A Transparent Electrode Based on Solution-Processed ZnO for Organic Optoelectronic Devices

Achieving high-efficiency indium tin oxide (ITO)-free organic optoelectronic devices requires the development of high-conductivity and high-transparency materials for being used as the front electrode. Herein, sol-gel-grown zinc oxide (ZnO) films with high conductivity (460 S cm(-1)) and low optical absorption losses in both visible and near-infrared (NIR) spectral regions are realized utilizing the persistent photoinduced doping effect. The origin of the increased conductivity after photo-doping is ascribed to selective trapping of photogenerated holes by oxygen vacancies at the surface of the ZnO film.

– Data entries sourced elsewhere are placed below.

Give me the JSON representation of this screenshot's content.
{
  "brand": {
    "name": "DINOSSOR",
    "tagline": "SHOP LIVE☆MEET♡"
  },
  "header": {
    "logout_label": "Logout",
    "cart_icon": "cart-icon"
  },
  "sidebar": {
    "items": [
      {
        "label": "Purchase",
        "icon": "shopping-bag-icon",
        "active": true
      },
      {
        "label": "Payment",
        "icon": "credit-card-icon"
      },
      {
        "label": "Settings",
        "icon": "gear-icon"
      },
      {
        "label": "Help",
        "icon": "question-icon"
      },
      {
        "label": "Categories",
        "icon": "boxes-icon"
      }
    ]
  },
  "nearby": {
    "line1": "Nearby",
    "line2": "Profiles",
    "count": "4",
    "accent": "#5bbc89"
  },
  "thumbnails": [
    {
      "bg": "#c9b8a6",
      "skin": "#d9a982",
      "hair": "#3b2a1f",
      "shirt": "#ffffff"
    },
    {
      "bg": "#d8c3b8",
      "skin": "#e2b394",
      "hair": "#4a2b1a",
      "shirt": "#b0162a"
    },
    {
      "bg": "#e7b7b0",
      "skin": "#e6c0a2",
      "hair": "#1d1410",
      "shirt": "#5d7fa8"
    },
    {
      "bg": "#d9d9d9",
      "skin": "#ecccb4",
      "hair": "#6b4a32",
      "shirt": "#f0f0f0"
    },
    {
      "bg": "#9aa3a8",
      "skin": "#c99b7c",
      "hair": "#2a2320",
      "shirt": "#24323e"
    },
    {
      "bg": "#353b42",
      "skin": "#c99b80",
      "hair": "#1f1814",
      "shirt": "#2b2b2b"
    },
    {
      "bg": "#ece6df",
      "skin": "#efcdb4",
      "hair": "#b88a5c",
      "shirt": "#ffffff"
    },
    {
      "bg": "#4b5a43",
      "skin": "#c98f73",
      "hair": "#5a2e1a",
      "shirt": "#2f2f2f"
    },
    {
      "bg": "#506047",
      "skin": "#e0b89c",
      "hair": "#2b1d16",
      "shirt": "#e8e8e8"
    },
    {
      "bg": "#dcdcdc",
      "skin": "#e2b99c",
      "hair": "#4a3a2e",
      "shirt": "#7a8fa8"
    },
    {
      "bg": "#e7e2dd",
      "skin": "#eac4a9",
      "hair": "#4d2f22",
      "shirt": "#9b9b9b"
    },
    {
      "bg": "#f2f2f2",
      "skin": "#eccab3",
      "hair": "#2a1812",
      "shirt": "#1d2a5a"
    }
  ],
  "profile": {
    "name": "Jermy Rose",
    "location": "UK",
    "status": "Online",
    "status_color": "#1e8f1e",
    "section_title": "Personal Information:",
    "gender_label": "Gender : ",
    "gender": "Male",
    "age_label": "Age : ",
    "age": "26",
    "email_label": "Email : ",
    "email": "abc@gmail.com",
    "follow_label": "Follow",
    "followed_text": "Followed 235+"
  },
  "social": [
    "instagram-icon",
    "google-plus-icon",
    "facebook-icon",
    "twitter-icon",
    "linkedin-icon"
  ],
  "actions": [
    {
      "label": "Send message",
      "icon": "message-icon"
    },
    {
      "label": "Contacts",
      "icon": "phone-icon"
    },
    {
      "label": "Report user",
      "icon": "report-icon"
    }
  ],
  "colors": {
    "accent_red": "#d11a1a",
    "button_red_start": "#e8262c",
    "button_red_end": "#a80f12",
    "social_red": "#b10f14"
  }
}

Then, the conductivity of the sol-gel-grown ZnO is further increased by stacking the ZnO using a newly developed sequential deposition strategy. Finally, the stacked ZnO is used as the cathode to construct ITO-free organic solar cells, photodetectors, and light emitting diodes: The devices based on ZnO outperform those based on ITO, owing to the reduced surface recombination losses at the cathode/active layer interface, and the reduced parasitic absorption losses in the electrodes of the ZnO based devices. A highly conductive and transparent electrode is essential to achieving a high efficiency in indium tin oxide-free optoelectronic devices. Here, the authors strategically prepare sol-gel-grown zinc oxide films based on photoinduced doping effect and demonstrate enhanced performance of devices.

Automated summary

This study focuses on the key issue of high-efficiency indium tin oxide-free organic optoelectronic devices. It achieves high conductivity and low optical absorption losses in zinc oxide films through the photoinduced doping effect, and further improves the conductivity by using a stacking strategy.